Rui Patrício (G, Wolverhampton, sem custos)

Como um dos líderes do elenco do Sporting, Rui Patrício tomou à frente nas confusões que atravancaram o clube no final da temporada passada, com o ápice do terror ocorrido durante a invasão do CT pelos ultras. Diante disso, o goleiro puxou a barca para rescindir o seu contrato de maneira unilateral, alegando falta de condições de trabalho em Lisboa. E, por isso, desembarcou de graça na colônia portuguesa do Wolverhampton. Aos 30 anos, é um arqueiro um tanto quanto subestimado, mas que continua em boa forma, como se viu em algumas partidas decisivas na Copa do Mundo. Talvez terá a disputa pela titularidade, já que John Ruddy também é boa opção às traves dos Lobos.

João Moutinho (M, Wolverhampton, €5,6 milhões)

As conexões do Wolverhampton com Jorge Mendes abrem caminhos. E a chegada de João Moutinho é um exemplo disso. Aos 31 anos, o meio-campista já passou de seu esplendor físico, em declínio nos últimos meses. Contudo, após estrelar o Monaco em períodos importantes, pode ser uma peça útil dentro do grupo de Nuno Espírito Santo. Usado com moderação, deve contribuir com sua visão de jogo acima do comum e a capacidade para armar a equipe. Um nome valioso à afirmação dos Lobos no primeiro nível, também em sua primeira chance de atuar em uma grande liga.

Adama Traoré (A, Wolverhampton, €20 milhões)

Antiga promessa do Barcelona, Traoré arrebentava nos times de base, mas nunca teve muito espaço para deslanchar na equipe principal. Desta maneira, tentou fazer o seu nome na Inglaterra. E os primeiros anos com Aston Villa e Middlesbrough nem foram tão retumbantes assim. Entretanto, na última temporada o ponta estourou. Gastou a bola com o Boro, um dos melhores do campeonato, colecionando lances mágicos. Se vai ser o caso clássico de ‘One Season Wonder’ não dá para saber, mas o Wolverhampton resolveu gastar alto em sua contratação. Será importante contar com um jovem incisivo e veloz, que terá a grande chance de sua carreira, aos 22 anos.

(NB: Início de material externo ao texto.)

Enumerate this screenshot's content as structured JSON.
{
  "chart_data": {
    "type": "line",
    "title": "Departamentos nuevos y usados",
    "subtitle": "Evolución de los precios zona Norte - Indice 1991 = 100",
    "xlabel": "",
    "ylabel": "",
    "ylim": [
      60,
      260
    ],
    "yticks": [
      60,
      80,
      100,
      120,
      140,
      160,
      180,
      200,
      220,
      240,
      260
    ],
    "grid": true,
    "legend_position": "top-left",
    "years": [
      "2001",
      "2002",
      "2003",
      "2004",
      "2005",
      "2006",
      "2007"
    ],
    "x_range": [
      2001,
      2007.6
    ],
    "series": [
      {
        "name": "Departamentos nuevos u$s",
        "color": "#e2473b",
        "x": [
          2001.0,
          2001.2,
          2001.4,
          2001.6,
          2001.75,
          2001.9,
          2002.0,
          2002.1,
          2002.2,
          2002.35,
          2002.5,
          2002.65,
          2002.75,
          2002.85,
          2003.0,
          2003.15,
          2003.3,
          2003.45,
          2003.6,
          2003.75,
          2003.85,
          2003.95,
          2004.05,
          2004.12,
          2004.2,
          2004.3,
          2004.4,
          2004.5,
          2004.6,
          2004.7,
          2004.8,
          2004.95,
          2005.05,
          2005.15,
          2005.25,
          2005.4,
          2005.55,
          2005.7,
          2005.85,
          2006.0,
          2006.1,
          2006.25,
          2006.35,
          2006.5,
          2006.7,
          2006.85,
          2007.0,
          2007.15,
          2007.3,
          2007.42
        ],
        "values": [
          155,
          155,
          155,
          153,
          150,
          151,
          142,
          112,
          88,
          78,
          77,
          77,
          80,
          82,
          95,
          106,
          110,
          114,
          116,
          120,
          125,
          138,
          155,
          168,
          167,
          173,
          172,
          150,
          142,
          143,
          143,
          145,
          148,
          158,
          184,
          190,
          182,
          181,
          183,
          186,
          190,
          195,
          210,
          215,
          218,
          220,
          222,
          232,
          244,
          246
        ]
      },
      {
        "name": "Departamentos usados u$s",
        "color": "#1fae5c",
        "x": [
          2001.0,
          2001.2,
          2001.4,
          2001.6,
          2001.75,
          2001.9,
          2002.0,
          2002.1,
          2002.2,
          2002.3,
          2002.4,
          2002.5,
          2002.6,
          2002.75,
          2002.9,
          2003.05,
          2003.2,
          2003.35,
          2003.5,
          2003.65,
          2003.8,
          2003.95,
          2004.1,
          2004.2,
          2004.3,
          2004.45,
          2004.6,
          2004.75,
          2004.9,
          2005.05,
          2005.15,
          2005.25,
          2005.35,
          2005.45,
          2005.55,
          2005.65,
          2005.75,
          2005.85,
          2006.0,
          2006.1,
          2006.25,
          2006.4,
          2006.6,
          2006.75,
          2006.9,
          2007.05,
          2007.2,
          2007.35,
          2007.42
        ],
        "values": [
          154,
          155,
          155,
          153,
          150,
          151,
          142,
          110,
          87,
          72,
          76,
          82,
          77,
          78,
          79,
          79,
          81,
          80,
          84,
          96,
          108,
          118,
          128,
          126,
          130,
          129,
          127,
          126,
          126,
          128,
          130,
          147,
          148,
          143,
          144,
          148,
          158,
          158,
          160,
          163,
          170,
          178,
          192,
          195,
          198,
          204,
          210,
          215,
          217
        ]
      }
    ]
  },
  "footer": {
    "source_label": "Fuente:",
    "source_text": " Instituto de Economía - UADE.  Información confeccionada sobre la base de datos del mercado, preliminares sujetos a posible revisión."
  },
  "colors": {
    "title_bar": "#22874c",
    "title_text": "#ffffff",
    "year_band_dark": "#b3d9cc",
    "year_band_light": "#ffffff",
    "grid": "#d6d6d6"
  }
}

Bobby Reid (M, Cardiff City, €11,35 milhões)

O Cardiff City foi bastante modesto em seu mercado, mesmo acabando de conquistar o acesso na Championship. Os galeses trouxeram apenas seis jogadores, quatro contratados em definitivo, e todos esses saindo de outros clubes da segunda divisão. Assim, o nome para se prestar mais atenção é Bobby Reid. O meia teve um desempenho estrondoso com o Bristol City no último ano, acumulando gols e anotando tentos importantes na campanha histórica na Copa da Liga Inglesa. Será a sua primeira oportunidade na Premier League, aos 25 anos.